Değerli arkadaşlarım, saymakla bitmiyor. Oda TV Genel Yayın Yönetmeni Barış Pehlivan yüz kırk üç gündür cezaevinde, Manisalı muhabir arkadaşımız Hülya Kılınç ve Yeniçağ yazarı Murat Ağırel'le birlikte. Gerekçe, Libya'da şehit düşen MİT mensubumuzun cenaze töreni haberleri. Dün tutukluluk değerlendirmeleri vardı; oy çokluğuyla, kaçma ve delilleri yok etme şüphesi nedeniyle tutukluluğa devam çıktı. Soruyorum: Hangi delili karartacaklar? Haber zaten bir şehit cenazesi fotoğrafı, nesini karartacaklar? "Kaçma şüphesi" diyorlar; Barışları, Murat'ı, Müyesser'i, Hülya'yı Kapıkule'nin dışına koysanız koşa koşa "Vatanım!" diye geri dönerler. Kaçacak olsalar FETÖ'yle birlikte kurduğunuz kumpaslarda on altı ay, on dokuz ay Silivri'de çektirdiğiniz zulümlerden sonra küserlerdi, kaçarlardı bu memleketten. Ayrıca, bu gazeteciler neden tutuklu? MİT mensubunun cenazesinin ifşası. Bakın, iki gün önce MİT'in İstanbul Bölge Başkanlığı binasının açılışı yapıldı. Orada çekilen fotoğraflar, videolar Cumhurbaşkanlığının resmî hesaplarından paylaşıldı, hem de sansürsüz.

(Mikrofon otomatik cihaz tarafından kapatıldı)

BAŞKAN - Buyurunuz.

UTKU ÇAKIRÖZER (Devamla) - Bunu yapanlara bir işlem yapılır mı? Hayır. Ama MİT mensubunun cenaze töreninin daha önce çıkmış haberini yaptıkları için beş aydır zindandalar hem de tecrit hâlindeler. İşkence üstüne işkence.

Yazarlar Ahmet Altan, Mümtazer Türköne; görüşlerini beğenirsiniz beğenmezsiniz, onlar da yorumları, yazıları gerekçe gösterilerek yıllardır cezaevinde. Ahmet Altan, hakkında hüküm verilmesine rağmen, eşine rastlanmamış hukuki zorlamayla yeniden tutuklandı. Ne Anayasa Mahkemesinin ne Yargıtayın, kimsenin sesi çıkmıyor. Mümtazer Türköne aynı suçlamalarla yargılandı, diğer isimler dışarıdayken ciddi sağlık sorunlarına rağmen dört yıldır içeride; gerekçe, köşe yazıları.
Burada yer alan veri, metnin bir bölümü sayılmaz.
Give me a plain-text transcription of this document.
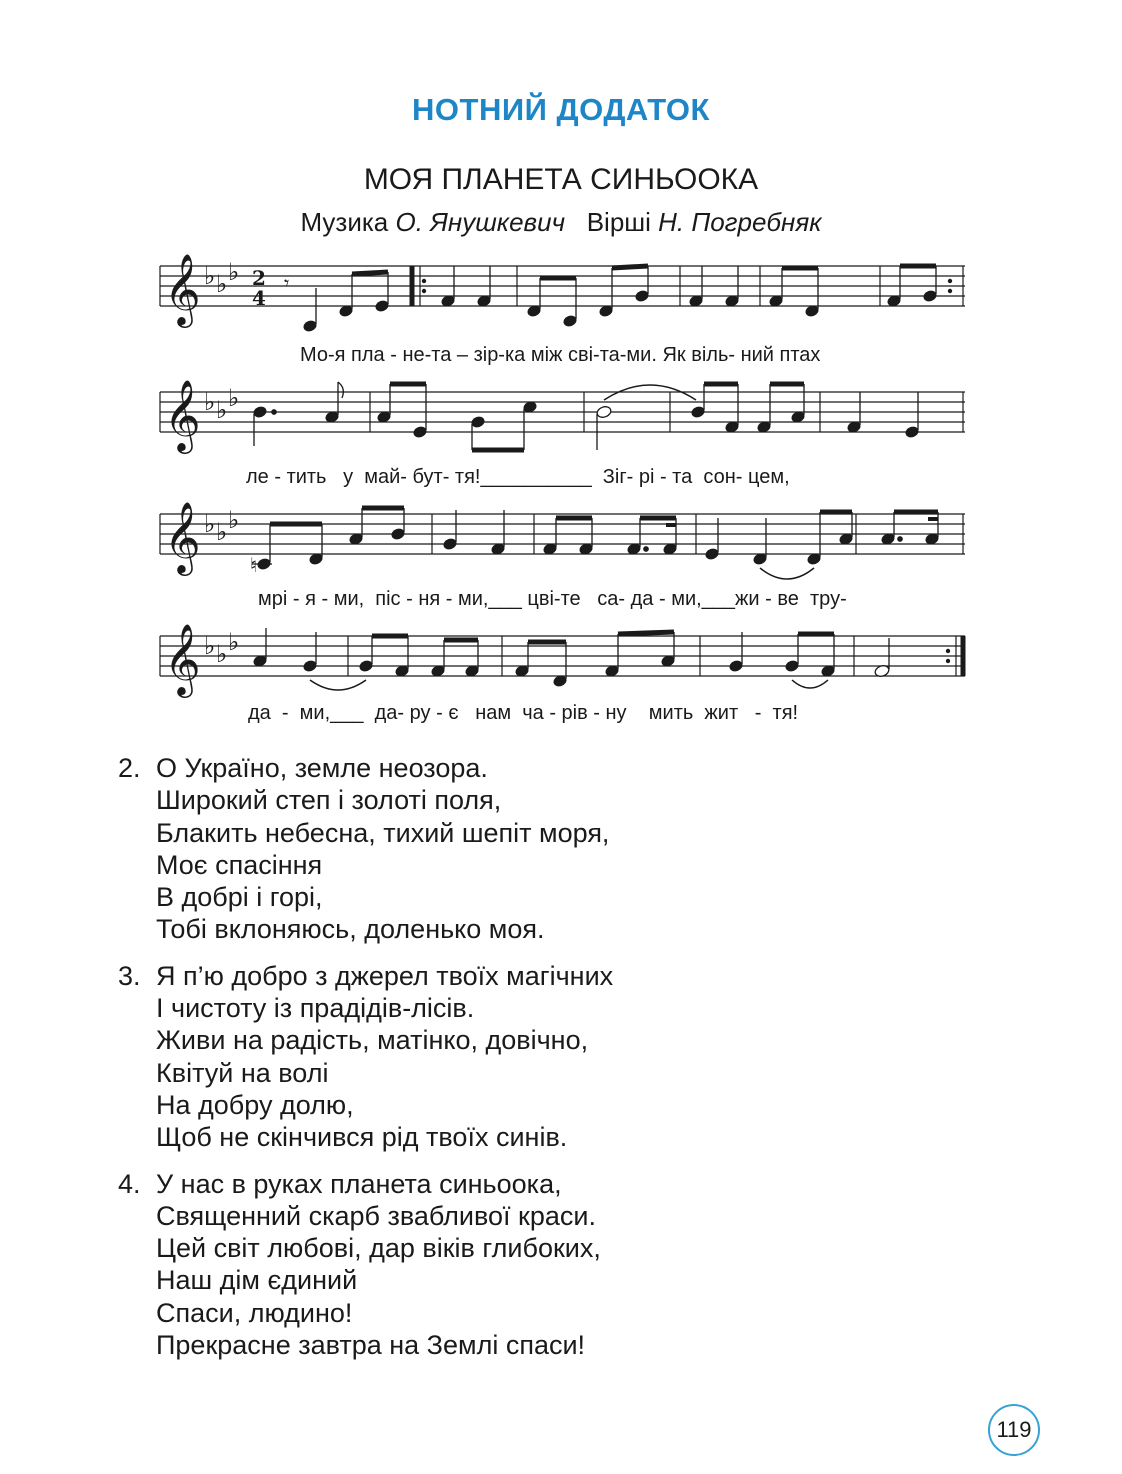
НОТНИЙ ДОДАТОК
МОЯ ПЛАНЕТА СИНЬООКА
Музика О. Янушкевич Вірші Н. Погребняк
𝄞 ♭ ♭ ♭ 2
4
𝄾
Мо-я пла - не-та – зір-ка між сві-та-ми. Як віль- ний птах
𝄞 ♭ ♭ ♭
ле - тить   у  май- бут- тя!__________  Зіг- рі - та  сон- цем,
𝄞 ♭ ♭ ♭
♮
мрі - я - ми,  піс - ня - ми,___ цві-те   са- да - ми,___жи - ве  тру-
𝄞 ♭ ♭ ♭
да  -  ми,___  да- ру - є   нам  ча - рів - ну    мить  жит   -  тя!
2. О Україно, земле неозора.
Широкий степ і золоті поля,
Блакить небесна, тихий шепіт моря,
Моє спасіння
В добрі і горі,
Тобі вклоняюсь, доленько моя.
3. Я п’ю добро з джерел твоїх магічних
І чистоту із прадідів-лісів.
Живи на радість, матінко, довічно,
Квітуй на волі
На добру долю,
Щоб не скінчився рід твоїх синів.
4. У нас в руках планета синьоока,
Священний скарб звабливої краси.
Цей світ любові, дар віків глибоких,
Наш дім єдиний
Спаси, людино!
Прекрасне завтра на Землі спаси!
119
Adı Osman Kavala olsun, Müyesser Yıldız olsun, Selahattin Demirtaş, Barış Pehlivan, Rawin Sterk ya da Ahmet Altan; Türkiye'de mahkemeler bu aydınlarımızın özgürlüğünü siyasi iktidarın tercihine, keyfine, öfke dozuna göre kısıtlayamaz; eğer ki hukuk devleti olacaksak kısıtlayamamalıdır.

(Mikrofon otomatik cihaz tarafından kapatıldı)

BAŞKAN - Buyurunuz.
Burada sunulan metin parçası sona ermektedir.